China says it is raising its tariff on United States goods to 84 percent, up from 34 percent, from April 10 – while the European Commission has announced that EU states have voted to impose “trade countermeasures” in response to Washington’s tariffs.
The EU countries will start collecting the tariffs on April 15, it said in a statement. “They [EU tariffs] can be suspended at any time should US agree to a fair & balanced negotiated outcome,” Commission’s trade spokesperson Olof Gill said on X.
Tariffs of 25% were announced on a range of US products, including almonds, orange juice, poultry, soyabeans, steel and aluminium, tobacco and yachts – in retaliation against a similar rate of tariff imposed by Washington on imports of steel and aluminium from the EU bloc.
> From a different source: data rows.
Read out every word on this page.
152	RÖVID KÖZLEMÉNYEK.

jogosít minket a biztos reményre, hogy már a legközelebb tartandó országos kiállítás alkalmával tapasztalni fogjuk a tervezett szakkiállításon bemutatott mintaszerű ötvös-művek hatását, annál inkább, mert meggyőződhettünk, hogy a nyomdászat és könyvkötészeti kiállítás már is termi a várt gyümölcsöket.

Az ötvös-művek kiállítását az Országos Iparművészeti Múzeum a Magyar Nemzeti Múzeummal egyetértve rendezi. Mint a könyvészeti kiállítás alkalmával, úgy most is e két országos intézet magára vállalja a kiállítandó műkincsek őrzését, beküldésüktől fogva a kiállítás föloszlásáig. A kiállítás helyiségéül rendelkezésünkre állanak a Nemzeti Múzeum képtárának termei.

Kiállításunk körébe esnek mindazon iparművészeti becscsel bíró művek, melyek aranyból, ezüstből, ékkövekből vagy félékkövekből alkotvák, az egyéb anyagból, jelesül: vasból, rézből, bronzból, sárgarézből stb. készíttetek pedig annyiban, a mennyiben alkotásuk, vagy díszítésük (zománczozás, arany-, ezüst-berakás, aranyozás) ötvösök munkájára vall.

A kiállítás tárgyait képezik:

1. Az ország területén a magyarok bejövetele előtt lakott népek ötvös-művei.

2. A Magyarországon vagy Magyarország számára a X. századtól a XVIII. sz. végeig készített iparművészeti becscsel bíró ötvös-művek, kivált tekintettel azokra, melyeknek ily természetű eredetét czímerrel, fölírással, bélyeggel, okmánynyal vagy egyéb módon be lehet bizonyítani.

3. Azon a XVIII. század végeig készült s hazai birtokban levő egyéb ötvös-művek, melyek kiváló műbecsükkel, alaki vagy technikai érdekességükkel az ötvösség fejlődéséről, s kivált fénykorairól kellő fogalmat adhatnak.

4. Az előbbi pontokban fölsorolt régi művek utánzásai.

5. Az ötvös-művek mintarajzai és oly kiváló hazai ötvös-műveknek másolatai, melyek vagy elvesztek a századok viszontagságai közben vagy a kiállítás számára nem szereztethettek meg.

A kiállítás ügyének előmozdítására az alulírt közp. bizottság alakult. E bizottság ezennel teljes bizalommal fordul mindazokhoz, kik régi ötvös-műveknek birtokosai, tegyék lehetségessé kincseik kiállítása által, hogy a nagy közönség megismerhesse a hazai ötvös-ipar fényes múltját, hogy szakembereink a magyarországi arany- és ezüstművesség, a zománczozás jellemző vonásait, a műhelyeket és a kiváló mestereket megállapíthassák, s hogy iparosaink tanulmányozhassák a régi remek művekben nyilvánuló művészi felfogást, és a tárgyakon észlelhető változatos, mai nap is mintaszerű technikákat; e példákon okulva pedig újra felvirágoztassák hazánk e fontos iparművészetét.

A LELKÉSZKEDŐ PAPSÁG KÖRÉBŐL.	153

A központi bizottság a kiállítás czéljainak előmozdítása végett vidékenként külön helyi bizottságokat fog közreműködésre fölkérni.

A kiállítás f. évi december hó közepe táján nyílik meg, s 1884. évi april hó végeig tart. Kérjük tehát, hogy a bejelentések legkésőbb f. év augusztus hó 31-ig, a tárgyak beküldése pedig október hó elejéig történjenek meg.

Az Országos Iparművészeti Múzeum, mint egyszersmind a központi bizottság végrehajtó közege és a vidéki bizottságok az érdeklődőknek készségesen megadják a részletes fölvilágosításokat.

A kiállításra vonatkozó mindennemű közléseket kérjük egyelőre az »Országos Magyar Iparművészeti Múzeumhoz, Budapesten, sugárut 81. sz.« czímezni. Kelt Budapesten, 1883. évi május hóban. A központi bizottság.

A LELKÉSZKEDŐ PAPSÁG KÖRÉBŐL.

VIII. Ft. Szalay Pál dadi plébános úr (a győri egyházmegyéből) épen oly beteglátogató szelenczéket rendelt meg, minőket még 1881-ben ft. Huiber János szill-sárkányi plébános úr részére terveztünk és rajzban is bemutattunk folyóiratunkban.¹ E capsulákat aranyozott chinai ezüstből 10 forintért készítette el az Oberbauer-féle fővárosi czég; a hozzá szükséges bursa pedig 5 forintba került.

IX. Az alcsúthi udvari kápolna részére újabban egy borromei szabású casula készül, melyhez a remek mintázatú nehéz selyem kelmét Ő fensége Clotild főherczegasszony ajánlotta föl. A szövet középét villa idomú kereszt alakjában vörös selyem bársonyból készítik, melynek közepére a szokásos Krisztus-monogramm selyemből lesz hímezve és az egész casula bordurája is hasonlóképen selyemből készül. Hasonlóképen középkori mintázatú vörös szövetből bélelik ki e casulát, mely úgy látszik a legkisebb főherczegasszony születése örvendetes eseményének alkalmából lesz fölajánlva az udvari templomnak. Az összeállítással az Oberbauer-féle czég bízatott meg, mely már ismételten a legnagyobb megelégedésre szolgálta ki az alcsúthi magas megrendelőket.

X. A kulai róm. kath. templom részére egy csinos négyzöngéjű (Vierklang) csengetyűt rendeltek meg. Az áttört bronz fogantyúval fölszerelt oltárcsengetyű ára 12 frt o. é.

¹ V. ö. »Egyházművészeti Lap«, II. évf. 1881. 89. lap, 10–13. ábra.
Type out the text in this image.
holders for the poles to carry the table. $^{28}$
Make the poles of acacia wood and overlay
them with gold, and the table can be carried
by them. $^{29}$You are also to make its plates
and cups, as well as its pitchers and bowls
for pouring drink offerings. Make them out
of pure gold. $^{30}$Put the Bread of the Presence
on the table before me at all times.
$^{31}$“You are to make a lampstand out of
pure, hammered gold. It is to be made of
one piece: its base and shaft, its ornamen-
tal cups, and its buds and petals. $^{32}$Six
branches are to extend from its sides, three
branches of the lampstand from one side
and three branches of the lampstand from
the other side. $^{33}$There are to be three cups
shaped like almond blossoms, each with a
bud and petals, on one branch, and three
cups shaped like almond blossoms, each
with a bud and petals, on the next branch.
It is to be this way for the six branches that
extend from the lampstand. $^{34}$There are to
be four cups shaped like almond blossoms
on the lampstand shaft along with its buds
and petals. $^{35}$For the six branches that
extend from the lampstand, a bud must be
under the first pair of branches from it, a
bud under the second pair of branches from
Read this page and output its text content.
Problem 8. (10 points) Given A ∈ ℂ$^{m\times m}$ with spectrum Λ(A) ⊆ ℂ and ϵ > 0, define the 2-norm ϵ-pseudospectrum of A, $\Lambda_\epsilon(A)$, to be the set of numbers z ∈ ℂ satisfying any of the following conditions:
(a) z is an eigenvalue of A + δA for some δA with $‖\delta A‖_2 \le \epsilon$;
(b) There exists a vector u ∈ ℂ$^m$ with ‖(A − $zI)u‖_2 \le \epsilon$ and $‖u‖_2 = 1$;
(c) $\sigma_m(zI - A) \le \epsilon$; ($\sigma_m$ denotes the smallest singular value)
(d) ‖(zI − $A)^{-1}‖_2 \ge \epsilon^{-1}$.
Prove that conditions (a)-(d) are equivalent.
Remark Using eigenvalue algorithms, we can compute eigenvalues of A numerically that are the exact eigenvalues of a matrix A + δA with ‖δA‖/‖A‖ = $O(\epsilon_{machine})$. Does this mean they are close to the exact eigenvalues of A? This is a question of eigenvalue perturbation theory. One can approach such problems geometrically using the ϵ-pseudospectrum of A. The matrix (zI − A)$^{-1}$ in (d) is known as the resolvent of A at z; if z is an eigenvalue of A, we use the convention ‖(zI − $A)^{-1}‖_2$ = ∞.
The list of products being levied was the subject of “intense lobbying by member states wary of US countermeasures hitting their industries,” EuroNews reported.
Hungary had made it clear that it was not voting in favour. France, Ireland and Italy secured the removal of Bourbon whiskey from the list of targeted products, after Trump threatened that its inclusion would trigger counter-imposition of a 200% tariff on European alcohol.
Meanwhile, US president Donald Trump has said that his administration will very shortly announce a “big tariff” on pharmaceutical imports – saying he believed it would bring companies “rushing back” to the United States.
The tariff on pharmaceutical companies would affect billions of euros of Irish exports as Ireland hosts operations for 9 of the world’s top 10 pharmaceutical companies, including Pfizer, AbbVie, Novartis, Johnson & Johnson, MSD, GSK, Bristol Myers Squibb, Astra Zeneca, and Sanofi.
Mr Trump said that once the tariffs are levied: “they’re going to come rushing back into our country, because we’re the big market,” he said. “The advantage we have over everybody is that we’re the big market.”